A Hybrid NLP–LLM Framework for Intelligent Classification of Individual and Collaborative Tasks in Learning Environments

Amel Douar; Yacine SLIMANI; Fairouz Hadi; Adel Alti; Heythem Azzouz; Abdallah Marouki

doi:10.19139/soic-2310-5070-3268

Amel Douar LRSD, Faculty of Sciences, Setif 1 University - Ferhat Abbas (UFAS1), Sétif 19000, Algeria https://orcid.org/0000-0003-0906-5188
Yacine SLIMANI Artificial Intelligence Laboratory, Faculty of Sciences, Setif 1 University - Ferhat Abbas (UFAS1), Sétif 19000, Algeria https://orcid.org/0000-0003-2775-071X
Fairouz Hadi LRSD, Faculty of Sciences, Setif 1 University - Ferhat Abbas (UFAS1), Sétif 19000, Algeria https://orcid.org/0000-0002-0813-7330
Adel Alti LRSD, Faculty of Sciences, Setif 1 University - Ferhat Abbas (UFAS1), Sétif 19000, Algeria https://orcid.org/0000-0001-8348-1679
Heythem Azzouz Department of Computer Science, Faculty of Sciences, Setif 1 University - Ferhat Abbas (UFAS1), Sétif 19000, Algeria
Abdallah Marouki Department of Computer Science, Faculty of Sciences, Setif 1 University - Ferhat Abbas (UFAS1), Sétif 19000, Algeria

DOI: https://doi.org/10.19139/soic-2310-5070-3268

Keywords: Deep Learning (DL), Natural Language Processing (NLP), Recurrent Neural Networks (RNNs), Large Language Models (LLM), Task Classification, Educational Technology

Abstract

Natural Language Processing (NLP) plays a crucial role in automating text classification tasks, particularly in the context of education and scientific experimentation.
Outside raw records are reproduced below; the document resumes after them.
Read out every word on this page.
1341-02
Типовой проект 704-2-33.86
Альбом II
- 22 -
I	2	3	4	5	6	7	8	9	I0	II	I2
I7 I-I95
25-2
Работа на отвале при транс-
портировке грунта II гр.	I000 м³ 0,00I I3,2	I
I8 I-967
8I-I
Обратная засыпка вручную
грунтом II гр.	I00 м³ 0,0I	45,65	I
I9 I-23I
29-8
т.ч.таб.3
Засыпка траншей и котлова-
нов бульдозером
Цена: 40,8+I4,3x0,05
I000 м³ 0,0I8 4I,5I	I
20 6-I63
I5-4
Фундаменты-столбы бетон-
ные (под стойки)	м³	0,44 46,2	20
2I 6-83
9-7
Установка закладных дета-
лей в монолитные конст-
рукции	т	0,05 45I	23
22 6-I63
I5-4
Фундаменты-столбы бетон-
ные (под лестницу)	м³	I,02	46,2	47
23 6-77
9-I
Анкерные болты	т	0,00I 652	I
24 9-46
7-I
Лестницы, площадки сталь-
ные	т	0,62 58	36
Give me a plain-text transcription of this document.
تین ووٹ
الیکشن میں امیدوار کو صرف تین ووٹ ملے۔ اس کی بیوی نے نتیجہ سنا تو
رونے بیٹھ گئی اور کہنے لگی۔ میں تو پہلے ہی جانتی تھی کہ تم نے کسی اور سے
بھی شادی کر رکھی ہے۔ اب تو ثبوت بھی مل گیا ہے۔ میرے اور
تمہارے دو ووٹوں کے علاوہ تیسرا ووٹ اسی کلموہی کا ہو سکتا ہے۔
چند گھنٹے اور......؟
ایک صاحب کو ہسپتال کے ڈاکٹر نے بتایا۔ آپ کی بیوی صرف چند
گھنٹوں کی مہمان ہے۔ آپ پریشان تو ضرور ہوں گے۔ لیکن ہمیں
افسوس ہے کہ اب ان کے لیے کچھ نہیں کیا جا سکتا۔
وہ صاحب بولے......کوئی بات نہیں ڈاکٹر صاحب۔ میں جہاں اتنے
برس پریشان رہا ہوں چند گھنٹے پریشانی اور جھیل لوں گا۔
However, the classification of practical tasks, especially distinguishing between individual and collaborative worksheets in laboratory sessions, remains an open challenge. This work extends our previous research on collaborative virtual laboratories by introducing an intelligent classification model that automatically determines task modality from worksheet specifications, enabling adaptive pedagogical orchestration. This article investigates the performance of Recurrent Neural Networks (RNNs) and their variants, including LSTM, GRU, and bidirectional models, in addressing this issue. For contextual benchmarking, selected transformer-based models were also evaluated to compare performance and computational trade-offs. We aim to determine which architecture best balances classification accuracy and computational efficiency. RNN-based models were selected due to their efficiency in sequential text modeling and their suitability for real-time deployment in educational platforms. To enhance data diversity and improve model generalization, a data augmentation step leveraging a Large Language Model (LLM) was employed to synthetically enrich the training corpus while preserving semantic consistency. Multiple RNN architectures were trained and evaluated on a domain-specific dataset of chemistry-related worksheets, using both original and LLM-augmented data. Performance was assessed using accuracy, precision, recall, and F1-score metrics. Among the models, LSTM achieved the highest accuracy (95.02%), demonstrating superior classification capabilities. GRU models offered competitive performance with lower computational costs, while bidirectional architectures improved contextual retention but exhibited variable performance depending on the dataset features. Although LLM-based data augmentation marginally enhanced model efficiency, the dataset's inherent simplicity ensured strong baseline performance across all models. Importantly, classification errors do not compromise learning outcomes but only affect execution modality, making the approach robust for real educational deployment. Overall, the findings highlight the efficiency of deep learning models in classifying practical educational tasks and underscore the potential of LLM-assisted augmentation to enhance adaptive learning environments.